パウロは自分を含めた「わたしたち」を「強い者」と呼びます。パウロの強さは、若い頃から学び続けて蓄えてきた知識でも、築いてきた人脈でも、家柄でもなく、何も持たないこと。キリストにすべてを委ねて生きていることそのものを。パウロは誇りとしていました。パウロと同じように信仰に生きる者は、自分が赦されて愛されているという喜びの中に安住すること(義認)を望みません。裁き合わず、侮り合わず、共に天を見上げることに努めようとする(聖化)のです。
5節の「忍耐」とは、困難の中で嵐が過ぎ去るまで我慢してうずくまっていることではありません。この言葉の原語の意味はもっと能動的なイメージを持っています。じっとしているのではなくて、動き続けている。ずっと動き続けることは、なかなかに苦しいことです。しかし、ゴールを目指して、終わりの時を待ち望みながら耐えて動き続ける。それが忍耐です。

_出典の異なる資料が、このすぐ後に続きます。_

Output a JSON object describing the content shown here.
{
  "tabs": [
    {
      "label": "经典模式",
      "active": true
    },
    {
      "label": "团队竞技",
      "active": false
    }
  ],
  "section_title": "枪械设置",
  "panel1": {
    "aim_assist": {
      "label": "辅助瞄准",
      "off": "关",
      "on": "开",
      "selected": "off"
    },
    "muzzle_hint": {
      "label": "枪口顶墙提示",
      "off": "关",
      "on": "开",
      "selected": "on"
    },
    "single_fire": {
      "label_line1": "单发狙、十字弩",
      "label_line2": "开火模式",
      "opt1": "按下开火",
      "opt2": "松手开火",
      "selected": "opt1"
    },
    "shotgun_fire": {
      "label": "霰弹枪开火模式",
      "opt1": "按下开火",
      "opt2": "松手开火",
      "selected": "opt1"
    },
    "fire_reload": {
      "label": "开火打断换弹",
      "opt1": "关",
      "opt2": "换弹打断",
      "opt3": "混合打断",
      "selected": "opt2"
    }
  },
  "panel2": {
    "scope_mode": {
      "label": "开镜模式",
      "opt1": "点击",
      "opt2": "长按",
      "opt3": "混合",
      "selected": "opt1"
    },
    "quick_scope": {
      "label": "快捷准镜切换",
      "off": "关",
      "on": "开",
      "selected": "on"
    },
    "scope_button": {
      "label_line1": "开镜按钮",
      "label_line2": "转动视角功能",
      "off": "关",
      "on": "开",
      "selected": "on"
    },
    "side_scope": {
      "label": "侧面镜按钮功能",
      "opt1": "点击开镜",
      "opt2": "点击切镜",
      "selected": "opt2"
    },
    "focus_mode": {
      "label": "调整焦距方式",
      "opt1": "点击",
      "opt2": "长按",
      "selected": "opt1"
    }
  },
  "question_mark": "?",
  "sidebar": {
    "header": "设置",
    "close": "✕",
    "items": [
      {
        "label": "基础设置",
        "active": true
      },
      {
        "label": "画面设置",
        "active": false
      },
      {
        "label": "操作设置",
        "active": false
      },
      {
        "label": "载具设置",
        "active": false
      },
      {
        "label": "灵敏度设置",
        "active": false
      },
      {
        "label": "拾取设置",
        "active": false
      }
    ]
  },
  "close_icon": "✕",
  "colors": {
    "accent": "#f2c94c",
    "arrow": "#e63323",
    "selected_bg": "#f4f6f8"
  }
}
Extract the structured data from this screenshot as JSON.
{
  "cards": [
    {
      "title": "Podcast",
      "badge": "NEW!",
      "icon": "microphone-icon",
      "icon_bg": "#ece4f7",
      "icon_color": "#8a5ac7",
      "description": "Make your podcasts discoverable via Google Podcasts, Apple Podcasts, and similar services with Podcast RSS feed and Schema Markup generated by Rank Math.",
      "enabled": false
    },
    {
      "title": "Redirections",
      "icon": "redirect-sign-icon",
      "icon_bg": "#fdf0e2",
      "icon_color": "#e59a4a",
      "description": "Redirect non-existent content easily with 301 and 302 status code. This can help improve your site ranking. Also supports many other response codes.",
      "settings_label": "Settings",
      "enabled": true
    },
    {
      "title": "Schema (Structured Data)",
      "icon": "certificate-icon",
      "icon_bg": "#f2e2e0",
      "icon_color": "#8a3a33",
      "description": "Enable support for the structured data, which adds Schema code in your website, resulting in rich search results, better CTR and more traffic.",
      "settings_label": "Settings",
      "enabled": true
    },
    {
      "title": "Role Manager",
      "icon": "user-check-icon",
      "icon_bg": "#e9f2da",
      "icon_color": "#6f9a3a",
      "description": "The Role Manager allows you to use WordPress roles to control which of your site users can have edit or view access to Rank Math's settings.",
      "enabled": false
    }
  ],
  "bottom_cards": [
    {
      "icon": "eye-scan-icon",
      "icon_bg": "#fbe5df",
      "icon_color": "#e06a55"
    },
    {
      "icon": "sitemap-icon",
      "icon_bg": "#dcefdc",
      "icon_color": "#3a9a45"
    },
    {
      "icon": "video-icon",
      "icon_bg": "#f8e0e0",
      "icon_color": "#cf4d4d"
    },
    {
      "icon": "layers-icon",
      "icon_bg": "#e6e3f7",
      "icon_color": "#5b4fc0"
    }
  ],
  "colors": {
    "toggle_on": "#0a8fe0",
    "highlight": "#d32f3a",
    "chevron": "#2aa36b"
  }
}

「慰め」という言葉は、そばに招き寄せることを意味しています。共に立ち続けるわたしたちの絶対の味方。わたしたちのために神の子であることを捨てて、人間へと変わってくださった十字架のイエスさまこそがわたしたちの慰めです。
わたしたちも自分の満足を求めるだけではなく、隣人のために変わること、変わり続けることができると信じたいと思います。その先にこそ和解の食卓、心を合せ声を揃えて神さまを讃える希望の礼拝の姿が見えてくるのではないでしょうか。